The persistence of somatizing symptoms in children may be influenced by individual characteristics such as hypersensitivity and anxiety, as well as difficulties in adapting to everyday challenges due to these emotional and temperamental factors. This highlights the need for a holistic management approach that addresses both the physical and psychological dimensions of such conditions.16) In this case, the somatic symptoms presented were highly distressing and significantly disrupted the patient’s daily life. The symptoms, localized in the throat, reflected a hyperfocus on a trivial physical sensation that occurred during eating. Although there was no evidence of serious organic disease, this sensation caused considerable discomfort.
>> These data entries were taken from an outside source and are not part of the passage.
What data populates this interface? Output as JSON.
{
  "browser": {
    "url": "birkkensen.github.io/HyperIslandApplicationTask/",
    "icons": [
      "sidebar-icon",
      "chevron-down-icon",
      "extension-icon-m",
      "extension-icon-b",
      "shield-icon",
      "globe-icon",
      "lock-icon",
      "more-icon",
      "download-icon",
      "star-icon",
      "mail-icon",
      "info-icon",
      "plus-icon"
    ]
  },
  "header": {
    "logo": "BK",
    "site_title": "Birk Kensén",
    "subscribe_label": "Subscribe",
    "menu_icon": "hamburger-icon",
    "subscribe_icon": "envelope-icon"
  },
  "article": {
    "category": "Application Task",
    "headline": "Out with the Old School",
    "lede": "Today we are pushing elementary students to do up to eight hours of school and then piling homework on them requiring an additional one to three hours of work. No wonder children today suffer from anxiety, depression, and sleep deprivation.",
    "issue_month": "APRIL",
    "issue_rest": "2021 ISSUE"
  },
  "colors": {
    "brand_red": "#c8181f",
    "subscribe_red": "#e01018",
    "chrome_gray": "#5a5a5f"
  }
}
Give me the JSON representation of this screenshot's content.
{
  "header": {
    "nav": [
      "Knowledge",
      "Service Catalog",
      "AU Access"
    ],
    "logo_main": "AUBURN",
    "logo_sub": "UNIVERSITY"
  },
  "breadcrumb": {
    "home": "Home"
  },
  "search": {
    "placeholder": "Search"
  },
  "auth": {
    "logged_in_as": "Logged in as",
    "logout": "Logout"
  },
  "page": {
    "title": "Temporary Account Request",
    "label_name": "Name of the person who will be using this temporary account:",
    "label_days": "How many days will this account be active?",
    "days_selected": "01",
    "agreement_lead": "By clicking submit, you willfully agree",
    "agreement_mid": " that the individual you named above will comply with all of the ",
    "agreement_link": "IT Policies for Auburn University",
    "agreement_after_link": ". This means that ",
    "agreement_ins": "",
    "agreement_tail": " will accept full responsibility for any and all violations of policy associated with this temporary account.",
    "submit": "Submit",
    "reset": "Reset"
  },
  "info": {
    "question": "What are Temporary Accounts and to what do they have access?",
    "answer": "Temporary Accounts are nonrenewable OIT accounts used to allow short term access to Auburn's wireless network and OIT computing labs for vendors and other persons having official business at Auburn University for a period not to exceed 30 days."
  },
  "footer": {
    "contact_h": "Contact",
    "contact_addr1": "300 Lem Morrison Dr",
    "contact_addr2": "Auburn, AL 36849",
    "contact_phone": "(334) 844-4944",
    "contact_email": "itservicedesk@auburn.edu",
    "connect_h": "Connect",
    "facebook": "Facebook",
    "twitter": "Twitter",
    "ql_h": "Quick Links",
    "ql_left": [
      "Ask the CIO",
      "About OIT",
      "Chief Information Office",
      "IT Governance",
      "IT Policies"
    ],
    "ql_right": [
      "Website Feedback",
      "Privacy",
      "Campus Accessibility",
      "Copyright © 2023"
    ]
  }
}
A combination of cognitive-behavioral techniques − including psychoeducation, anxiety exposure, and feeding therapy − proved effective in reducing anxiety and improving the patient’s eating behavior. In addition, appropriate administration and dose optimization of a selective serotonin reuptake inhibitor (SSRI), specifically sertraline, reduced anxiety symptoms and allowed for more effective psychotherapeutic progress. Notably, research highlights a higher prevalence of psychotropic medication use among children and adolescents with EoE, even in the absence of formal psychiatric diagnoses, compared to their healthy peers. More than 1 in 7 children with EoE receive a psychiatric diagnosis, and similar proportions are prescribed psychiatric medications, underscoring the psychological distress prevalent in this population.2
This case highlights the need for a multidimensional approach to the management of somatic symptoms, even in the presence of organic disease. It also highlights the potential value of enhanced child and adolescent psychiatry liaison interventions for early identification and management of anxiety and somatic symptoms in patients with gastroesophageal disease.